Puerto Rico's Senate approved a $531 million loan Monday, $106 million less than the governor's request.
The governor proposes paying off the loan with a new 7-percent sales tax, but the New Progressive Party wants a 4-percent tax instead. Puerto Rico currently has no sales tax.
Now it's up to the House of Representatives, which meets today.
New Progressive Party legislators flatly refuse to approve any loans for an already deeply indebted island, and say five years of wild spending and growing bureaucracy created the crisis. A loan would only worsen it, they say. The party advocates massive fiscal reform to prevent such shortfalls.
Late Wednesday, House Speaker José Aponte suggested the governor delay distribution of income tax refunds and instead use that money to cover the public payroll.
''Their solution to this is to take out another loan, which is the reason Puerto Rico's debts are not in the millions but the billions,'' said Sen. Pedro Roselló, a former governor who heads the New Progressive Party, in a telephone interview from Washington, D.C. 'The Legislature is saying: `How can you condone doing the same thing you've been doing for five years?' ''
Roselló said the party would also recommend dipping into surpluses in unemployment benefit funds. But he said he recognizes that tapping income tax refunds or unemployment benefits is risky.
''Sure, it's dangerous,'' he said. ``These are alternatives. We're proposing that to counteract having to close down essential services of the government of Puerto Rico.''
Roselló said Acevedo created the problem himself when he vetoed a balanced budget passed by the legislature last year. By doing so, he is operating on last year's budget, which he knew would run out, Roselló said.
In his address Tuesday night, the governor assured the public that agencies that provide critical services such as public hospitals, police and prisons would remain open.
He urged Puerto Rico's 3.9 million residents to contact legislators by phone, fax, e-mail or even in person to insist the loan be approved. With 18 of his party's members in the House of Representatives, he needs eight New Progressive Party legislators to cross party lines.

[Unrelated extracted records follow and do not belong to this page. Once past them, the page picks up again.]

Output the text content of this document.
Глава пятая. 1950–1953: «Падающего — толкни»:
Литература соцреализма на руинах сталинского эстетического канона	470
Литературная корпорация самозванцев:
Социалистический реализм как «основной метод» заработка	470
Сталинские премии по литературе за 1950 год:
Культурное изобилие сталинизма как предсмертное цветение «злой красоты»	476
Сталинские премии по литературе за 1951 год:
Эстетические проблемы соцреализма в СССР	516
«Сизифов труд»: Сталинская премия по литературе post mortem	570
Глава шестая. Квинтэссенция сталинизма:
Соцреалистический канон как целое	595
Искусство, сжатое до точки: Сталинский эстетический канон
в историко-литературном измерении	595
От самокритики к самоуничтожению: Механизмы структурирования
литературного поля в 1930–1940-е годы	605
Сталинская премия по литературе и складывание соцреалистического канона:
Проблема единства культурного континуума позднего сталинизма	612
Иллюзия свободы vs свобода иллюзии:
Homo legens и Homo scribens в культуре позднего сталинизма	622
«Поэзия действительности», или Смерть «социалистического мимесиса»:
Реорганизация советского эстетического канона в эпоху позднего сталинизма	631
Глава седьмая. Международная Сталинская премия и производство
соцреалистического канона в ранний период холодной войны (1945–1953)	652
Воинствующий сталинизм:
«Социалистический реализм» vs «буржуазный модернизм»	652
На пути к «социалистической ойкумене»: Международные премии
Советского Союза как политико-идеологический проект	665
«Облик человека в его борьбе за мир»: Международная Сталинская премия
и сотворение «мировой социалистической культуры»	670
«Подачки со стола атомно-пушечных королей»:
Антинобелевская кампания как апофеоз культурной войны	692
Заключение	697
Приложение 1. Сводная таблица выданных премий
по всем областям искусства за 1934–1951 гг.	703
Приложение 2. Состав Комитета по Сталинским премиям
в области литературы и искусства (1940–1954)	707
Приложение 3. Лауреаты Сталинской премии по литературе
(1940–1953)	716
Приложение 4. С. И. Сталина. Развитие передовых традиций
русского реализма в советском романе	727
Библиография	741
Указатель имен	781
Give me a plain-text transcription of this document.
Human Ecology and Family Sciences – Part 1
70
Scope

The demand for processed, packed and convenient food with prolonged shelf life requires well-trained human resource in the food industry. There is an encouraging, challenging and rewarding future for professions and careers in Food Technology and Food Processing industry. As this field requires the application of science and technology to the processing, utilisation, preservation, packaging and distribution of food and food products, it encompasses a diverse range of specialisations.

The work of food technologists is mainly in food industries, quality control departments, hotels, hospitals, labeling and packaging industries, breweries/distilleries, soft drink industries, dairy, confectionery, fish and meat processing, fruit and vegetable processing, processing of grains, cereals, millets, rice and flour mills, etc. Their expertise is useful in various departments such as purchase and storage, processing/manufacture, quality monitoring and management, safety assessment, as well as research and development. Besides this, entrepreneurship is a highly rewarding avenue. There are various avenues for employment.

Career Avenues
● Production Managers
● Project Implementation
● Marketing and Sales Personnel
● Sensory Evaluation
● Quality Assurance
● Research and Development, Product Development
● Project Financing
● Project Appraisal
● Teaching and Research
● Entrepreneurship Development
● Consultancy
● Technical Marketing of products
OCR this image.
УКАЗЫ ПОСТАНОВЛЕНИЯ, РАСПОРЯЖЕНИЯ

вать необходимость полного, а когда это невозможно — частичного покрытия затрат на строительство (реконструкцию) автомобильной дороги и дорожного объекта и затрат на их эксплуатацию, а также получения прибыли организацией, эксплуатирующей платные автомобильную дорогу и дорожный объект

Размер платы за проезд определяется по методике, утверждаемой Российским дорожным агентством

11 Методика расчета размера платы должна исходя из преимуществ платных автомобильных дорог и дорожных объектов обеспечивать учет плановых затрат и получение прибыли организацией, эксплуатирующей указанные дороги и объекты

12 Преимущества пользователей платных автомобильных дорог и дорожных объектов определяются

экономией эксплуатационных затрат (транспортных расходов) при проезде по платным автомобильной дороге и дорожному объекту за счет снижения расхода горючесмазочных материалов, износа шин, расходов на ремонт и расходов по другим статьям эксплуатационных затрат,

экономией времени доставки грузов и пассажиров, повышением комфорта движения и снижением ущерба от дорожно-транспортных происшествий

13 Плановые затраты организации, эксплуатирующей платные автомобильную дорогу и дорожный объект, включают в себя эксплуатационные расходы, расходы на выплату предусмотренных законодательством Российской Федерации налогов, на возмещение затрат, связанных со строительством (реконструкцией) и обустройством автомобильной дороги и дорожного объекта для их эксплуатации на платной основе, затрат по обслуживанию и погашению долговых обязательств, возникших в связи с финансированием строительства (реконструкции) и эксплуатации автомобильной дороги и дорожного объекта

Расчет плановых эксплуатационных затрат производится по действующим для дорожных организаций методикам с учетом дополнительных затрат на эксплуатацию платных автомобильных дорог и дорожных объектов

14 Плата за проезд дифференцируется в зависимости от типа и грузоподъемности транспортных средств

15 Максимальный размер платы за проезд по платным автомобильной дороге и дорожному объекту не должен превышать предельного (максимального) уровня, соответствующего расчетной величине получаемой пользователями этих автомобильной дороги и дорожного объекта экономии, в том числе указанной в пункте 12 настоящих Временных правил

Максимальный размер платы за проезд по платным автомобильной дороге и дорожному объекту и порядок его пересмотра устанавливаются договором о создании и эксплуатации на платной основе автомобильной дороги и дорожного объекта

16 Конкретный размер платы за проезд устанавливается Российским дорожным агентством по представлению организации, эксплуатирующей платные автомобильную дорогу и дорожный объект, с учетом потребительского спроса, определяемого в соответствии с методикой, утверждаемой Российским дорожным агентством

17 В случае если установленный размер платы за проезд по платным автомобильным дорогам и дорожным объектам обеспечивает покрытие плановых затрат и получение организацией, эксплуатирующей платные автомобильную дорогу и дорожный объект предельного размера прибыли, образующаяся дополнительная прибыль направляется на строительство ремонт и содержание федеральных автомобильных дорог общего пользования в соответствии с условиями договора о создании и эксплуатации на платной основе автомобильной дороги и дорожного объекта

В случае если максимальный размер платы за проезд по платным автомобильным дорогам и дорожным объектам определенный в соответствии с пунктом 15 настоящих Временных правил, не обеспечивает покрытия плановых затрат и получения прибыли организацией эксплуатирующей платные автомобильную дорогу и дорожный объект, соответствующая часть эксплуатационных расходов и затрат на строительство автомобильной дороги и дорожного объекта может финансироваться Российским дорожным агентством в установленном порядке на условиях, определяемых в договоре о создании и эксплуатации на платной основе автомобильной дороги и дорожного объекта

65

''They have the solution on the table and they fail to act,'' the governor said. ``Instead, they keep talking and talking about tax and fiscal reform, but in reality they have approved nothing in a year and a half.''
The House, Roselló said, does not plan to even vote on the loan request when it meets today.
''This is an intent to intimidate the Legislature to do something that is fundamentally wrong,'' he said.
Great. I hope it doesn't affect my cruise on May 6th. I hope taxis are running.